Fort Burgoyne parade ground


Walkway to Fort Burgoyne


Aerial view

Fort Burgoyne -Defending Dover in the Nineteenth Century

Dover was always a key objective for Napoleon, but he did not wish to mount a direct assault on the port from the sea, given the strength of the Royal Navy as well as the batteries along Dover’s seafront (such as Amherst and Townshend Batteries), Archcliffe Fort and the Castle itself. Instead he planned to take Dover form the landward side and the fortifications on the Western Heights were built in direct response to this line of military thinking.

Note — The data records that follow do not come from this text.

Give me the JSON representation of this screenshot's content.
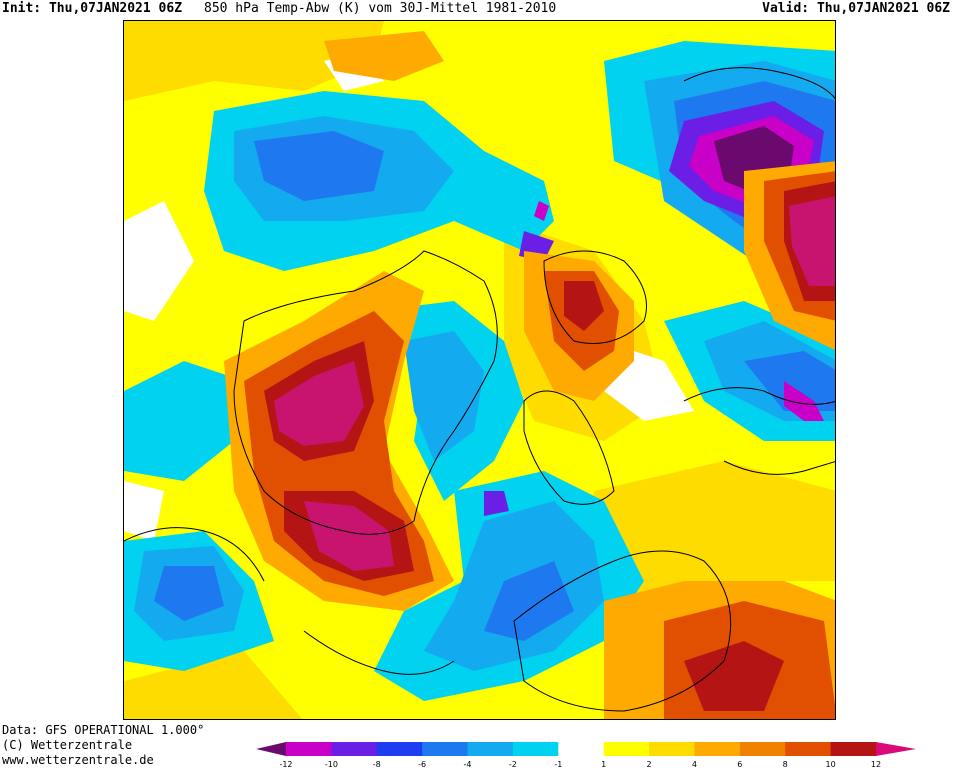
{
  "header": {
    "init_label": "Init:",
    "init_value": "Thu,07JAN2021 06Z",
    "title": "850 hPa Temp-Abw (K) vom 30J-Mittel 1981-2010",
    "valid_label": "Valid:",
    "valid_value": "Thu,07JAN2021 06Z"
  },
  "footer": {
    "data_source": "Data: GFS OPERATIONAL 1.000°",
    "copyright": "(C) Wetterzentrale",
    "website": "www.wetterzentrale.de"
  },
  "legend": {
    "unit": "K",
    "tick_labels": [
      "-12",
      "-10",
      "-8",
      "-6",
      "-4",
      "-2",
      "-1",
      "1",
      "2",
      "4",
      "6",
      "8",
      "10",
      "12"
    ],
    "bins": [
      {
        "color": "#6a0a6e"
      },
      {
        "color": "#c800c8"
      },
      {
        "color": "#6a1ee6"
      },
      {
        "color": "#1e3cf0"
      },
      {
        "color": "#1e78f0"
      },
      {
        "color": "#14aaf0"
      },
      {
        "color": "#00d2f0"
      },
      {
        "color": "#ffffff"
      },
      {
        "color": "#ffff00"
      },
      {
        "color": "#ffdc00"
      },
      {
        "color": "#ffaa00"
      },
      {
        "color": "#f08200"
      },
      {
        "color": "#e05000"
      },
      {
        "color": "#b41414"
      },
      {
        "color": "#dc0a78"
      }
    ]
  },
  "map": {
    "projection": "polar-stereographic-north",
    "field": "850 hPa temperature anomaly",
    "colors": {
      "deep_purple": "#6a0a6e",
      "magenta": "#c800c8",
      "violet": "#6a1ee6",
      "blue": "#1e3cf0",
      "mid_blue": "#1e78f0",
      "light_blue": "#14aaf0",
      "cyan": "#00d2f0",
      "white": "#ffffff",
      "yellow": "#ffff00",
      "gold": "#ffdc00",
      "orange": "#ffaa00",
      "dark_orange": "#f08200",
      "red_orange": "#e05000",
      "dark_red": "#b41414",
      "crimson": "#c8146e"
    }
  }
}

Starting off as a series of simple earthworks, by 1802 serious plans had been drawn up by Lt Thomas Hyde Page and were well under construction. Former temporary guard houses at the sites we now know as the Citadel and the Drop Redoubt were demolished and replaced with brick buildings, including structures such as magazines, barracks, guard rooms and artillery towers. The marvellous triple spiral staircase known as the Grand Shaft was built in 1804, linking the top of the cliff directly with the seafront below.

While all this work was taking place on the Western Heights, major alteration work was ongoing at Dover Castle. A major mediaeval castle, it was no longer the formidable fortress it had once been due to the great advances made in artillery. Many of the castles towers and walls had to be lowered and reinforced in order to support this new weaponry, and help to defend the town of Dover by supporting the Drop Redoubt’s gunfire.

However, this did still leave the northern approaches to the town vulnerable, and Fort Burgoyne is the result of this realisation. Fort Burgoyne was started in 1861 and completed by 1868. This was exactly the same period during which the Western Heights was undergoing a major refit and modernisation and there are very many similarities between the two fortifications. Fort Burgoyne was originally armed with 29 guns, so was able to bring considerable firepower to bear in the event of an attack. This meant that by 1868 Dover was completely surrounded by fortifications; Fort Burgoyne to the north, Dover Castle on the east, the Western Heights to the west and the sea to the south, with the breakwater defences, batteries and Archcliffe Fort providing further defence.

Surrounded by a 35-foot wide ditch the fort is polygonal in shape and unusually is flanked by two wing redoubts connected to the fort by ditches. The Dover to Deal road crosses the eastern ditch and the Dover to Guston road crosses the western ditch. The fort was home to 270 men and 7 officers housed in casemented (bombproof from mortars) barracks situated around a central parade ground. Originally some of the guns were intended to be 7-inch Rifled Breech Loading guns but owing to some bad accidents and a poor standard of training these were replaced with the oldstyle muzzleloaders.

By 1906 the large guns had been removed and replaced by machine guns, while during the First World War brick gun emplacements were built. In the Second World War concrete gun emplacements were added and the fort became home to two batteries of 25 pounder field guns.

In June 1861 work also began on the construction of bombproof casemated barracks to house 1 Field Officer, 6 officers, 217 men and two horses. These barracks were built by civilian contractors at a total cost of £29,508 but the remainder of the work was completed by military labour. In 1897 a hutted camp (Fort Burgoyne Huts also known as the red huts) was constructed adjacent to the fort on land previously occupied by Castle Hill Farm. In 1912-13 Fort Burgoyne Huts were replaced with Connaught Barracks.